In contrast, the court in Eksouzian v. Albanese, 13-00728 (C.D. Cal., Aug. 7, 2015), concluded that a competitor's use of a hashtag did not violate a settlement agreement governing trademark usage between the parties because the hashtag was "merely a functional tool." The parties in Eksouzian had entered into a settlement agreement pursuant to which the plaintiffs were permitted to use the terms "Cloud" or "Cloud Vapes" as trademarks, but not in such close association with the words "pen" or "penz" as to form a unitary trademark. A dispute then arose when plaintiffs subsequently used the hashtags #cloudpen and #cloudpenz in connection with promotional contests on social media. The court held that plaintiffs did not breach the settlement agreement because "hashtags are merely descriptive devices, not trademarks, unitary or otherwise, in and of themselves." This conclusion seems to be at odds with the USPTO's willingness to register hashtags as trademarks.

Muddying the waters even further, the court in Public Impact LLC v. Boston Consulting Group Inc., 15-13361 (D. Mass. Mar. 11, 2016), came to the opposite conclusion. In that case, Public Impact, an education policy and management consulting firm that owns a federal registration for the mark PUBLIC IMPACT, sought a preliminary injunction to prevent the defendant, Boston Consulting Group (BCG), from using the hashtag #PublicImpact and the username @4PublicImpact on social media. The court concluded that BCG's use of the username and hashtag was likely to constitute trademark infringement, particularly given the similarity of the services provided by the two organizations.
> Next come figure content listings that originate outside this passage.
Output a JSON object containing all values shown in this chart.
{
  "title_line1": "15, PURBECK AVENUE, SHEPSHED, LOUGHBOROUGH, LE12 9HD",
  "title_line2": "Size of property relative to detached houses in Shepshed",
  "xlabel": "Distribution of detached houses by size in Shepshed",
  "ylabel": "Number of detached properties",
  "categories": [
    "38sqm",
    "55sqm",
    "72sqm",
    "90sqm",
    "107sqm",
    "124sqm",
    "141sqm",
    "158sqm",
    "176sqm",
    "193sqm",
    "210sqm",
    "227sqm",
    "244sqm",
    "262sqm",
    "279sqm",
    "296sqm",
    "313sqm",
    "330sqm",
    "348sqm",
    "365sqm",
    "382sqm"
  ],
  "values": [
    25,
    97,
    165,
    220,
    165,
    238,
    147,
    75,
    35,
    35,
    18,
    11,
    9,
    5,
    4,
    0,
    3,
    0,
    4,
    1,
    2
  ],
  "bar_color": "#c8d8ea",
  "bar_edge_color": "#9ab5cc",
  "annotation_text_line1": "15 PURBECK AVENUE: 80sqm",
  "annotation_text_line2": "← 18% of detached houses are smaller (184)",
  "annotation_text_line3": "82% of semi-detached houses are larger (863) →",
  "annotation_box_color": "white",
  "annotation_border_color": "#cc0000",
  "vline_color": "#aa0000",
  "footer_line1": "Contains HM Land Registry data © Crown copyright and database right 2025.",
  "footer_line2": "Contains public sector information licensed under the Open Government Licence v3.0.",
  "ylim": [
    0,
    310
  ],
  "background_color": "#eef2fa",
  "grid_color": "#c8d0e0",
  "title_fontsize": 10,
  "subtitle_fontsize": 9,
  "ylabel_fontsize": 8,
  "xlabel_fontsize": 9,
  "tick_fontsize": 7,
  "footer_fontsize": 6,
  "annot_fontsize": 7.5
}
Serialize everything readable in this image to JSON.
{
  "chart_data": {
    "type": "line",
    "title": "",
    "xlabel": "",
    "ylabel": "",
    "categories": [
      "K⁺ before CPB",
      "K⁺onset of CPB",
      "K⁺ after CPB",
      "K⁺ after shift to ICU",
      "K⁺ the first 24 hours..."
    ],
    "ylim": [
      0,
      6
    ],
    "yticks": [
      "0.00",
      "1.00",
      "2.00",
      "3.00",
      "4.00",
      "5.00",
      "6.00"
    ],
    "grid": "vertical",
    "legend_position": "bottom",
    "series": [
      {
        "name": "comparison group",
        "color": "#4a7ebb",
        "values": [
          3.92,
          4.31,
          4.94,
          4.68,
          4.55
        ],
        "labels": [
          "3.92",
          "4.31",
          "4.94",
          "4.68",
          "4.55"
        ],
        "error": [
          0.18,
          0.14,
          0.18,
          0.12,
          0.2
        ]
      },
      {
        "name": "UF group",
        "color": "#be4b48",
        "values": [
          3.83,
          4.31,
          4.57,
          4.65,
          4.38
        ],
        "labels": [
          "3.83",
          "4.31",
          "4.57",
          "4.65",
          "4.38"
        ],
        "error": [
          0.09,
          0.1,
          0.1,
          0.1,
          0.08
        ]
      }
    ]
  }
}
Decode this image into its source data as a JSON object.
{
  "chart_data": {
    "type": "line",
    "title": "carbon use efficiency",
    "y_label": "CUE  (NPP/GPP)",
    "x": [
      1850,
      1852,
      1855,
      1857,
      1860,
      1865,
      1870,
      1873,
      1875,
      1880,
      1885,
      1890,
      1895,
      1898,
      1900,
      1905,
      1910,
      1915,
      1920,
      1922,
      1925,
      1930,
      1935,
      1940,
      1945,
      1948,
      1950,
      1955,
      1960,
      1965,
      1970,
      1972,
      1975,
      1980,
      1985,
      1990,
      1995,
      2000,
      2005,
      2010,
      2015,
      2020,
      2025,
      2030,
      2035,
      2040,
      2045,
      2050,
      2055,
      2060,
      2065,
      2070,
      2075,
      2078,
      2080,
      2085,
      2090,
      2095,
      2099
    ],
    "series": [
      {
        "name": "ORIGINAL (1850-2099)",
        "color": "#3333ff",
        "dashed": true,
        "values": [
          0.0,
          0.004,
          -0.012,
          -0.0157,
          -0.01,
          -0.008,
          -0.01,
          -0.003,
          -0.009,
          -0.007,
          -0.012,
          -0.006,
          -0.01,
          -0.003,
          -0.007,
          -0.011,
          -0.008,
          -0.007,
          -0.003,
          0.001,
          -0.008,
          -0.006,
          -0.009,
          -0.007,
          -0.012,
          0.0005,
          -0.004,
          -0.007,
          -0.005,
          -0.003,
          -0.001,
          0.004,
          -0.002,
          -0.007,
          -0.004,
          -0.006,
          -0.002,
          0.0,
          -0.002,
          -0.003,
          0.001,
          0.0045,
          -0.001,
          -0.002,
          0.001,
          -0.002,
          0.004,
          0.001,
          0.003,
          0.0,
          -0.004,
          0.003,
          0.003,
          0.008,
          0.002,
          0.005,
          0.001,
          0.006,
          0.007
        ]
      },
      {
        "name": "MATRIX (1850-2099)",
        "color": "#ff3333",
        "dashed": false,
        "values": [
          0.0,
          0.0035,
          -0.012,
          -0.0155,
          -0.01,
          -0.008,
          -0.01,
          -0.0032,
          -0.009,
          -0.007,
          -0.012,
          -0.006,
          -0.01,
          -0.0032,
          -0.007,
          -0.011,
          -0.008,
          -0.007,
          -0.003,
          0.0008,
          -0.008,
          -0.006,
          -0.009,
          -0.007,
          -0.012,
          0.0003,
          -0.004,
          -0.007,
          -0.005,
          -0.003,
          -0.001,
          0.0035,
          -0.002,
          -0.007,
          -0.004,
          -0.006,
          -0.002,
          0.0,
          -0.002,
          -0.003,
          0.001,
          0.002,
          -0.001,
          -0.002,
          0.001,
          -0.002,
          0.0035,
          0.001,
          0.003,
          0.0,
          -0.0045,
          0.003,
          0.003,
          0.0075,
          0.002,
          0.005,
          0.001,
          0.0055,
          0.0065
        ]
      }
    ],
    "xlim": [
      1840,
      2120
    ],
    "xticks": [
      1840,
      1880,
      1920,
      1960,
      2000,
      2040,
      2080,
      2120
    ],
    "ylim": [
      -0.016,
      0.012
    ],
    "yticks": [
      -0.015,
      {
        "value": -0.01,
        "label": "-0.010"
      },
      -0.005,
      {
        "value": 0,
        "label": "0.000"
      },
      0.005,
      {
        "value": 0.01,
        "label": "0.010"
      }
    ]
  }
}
Accordingly, the court enjoined BCG from using the phrase "public impact" with two or fewer letters, numbers or characters appended in any form on social media or in other commercial activities.

In sum, the application of trademark law to hashtags and the rapidly evolving world of social media is still in its very early stages. With regard to federal registration, one scholar has argued that the USPTO should treat hashtag marks as "primarily merely a hashtag" until the applicant can establish that the mark actually functions as a source indicator, an approach that could avoid some of the inconsistencies seen in the registration process today. The bigger questions regarding the scope of protection afforded to hashtag marks, however, have yet to be resolved.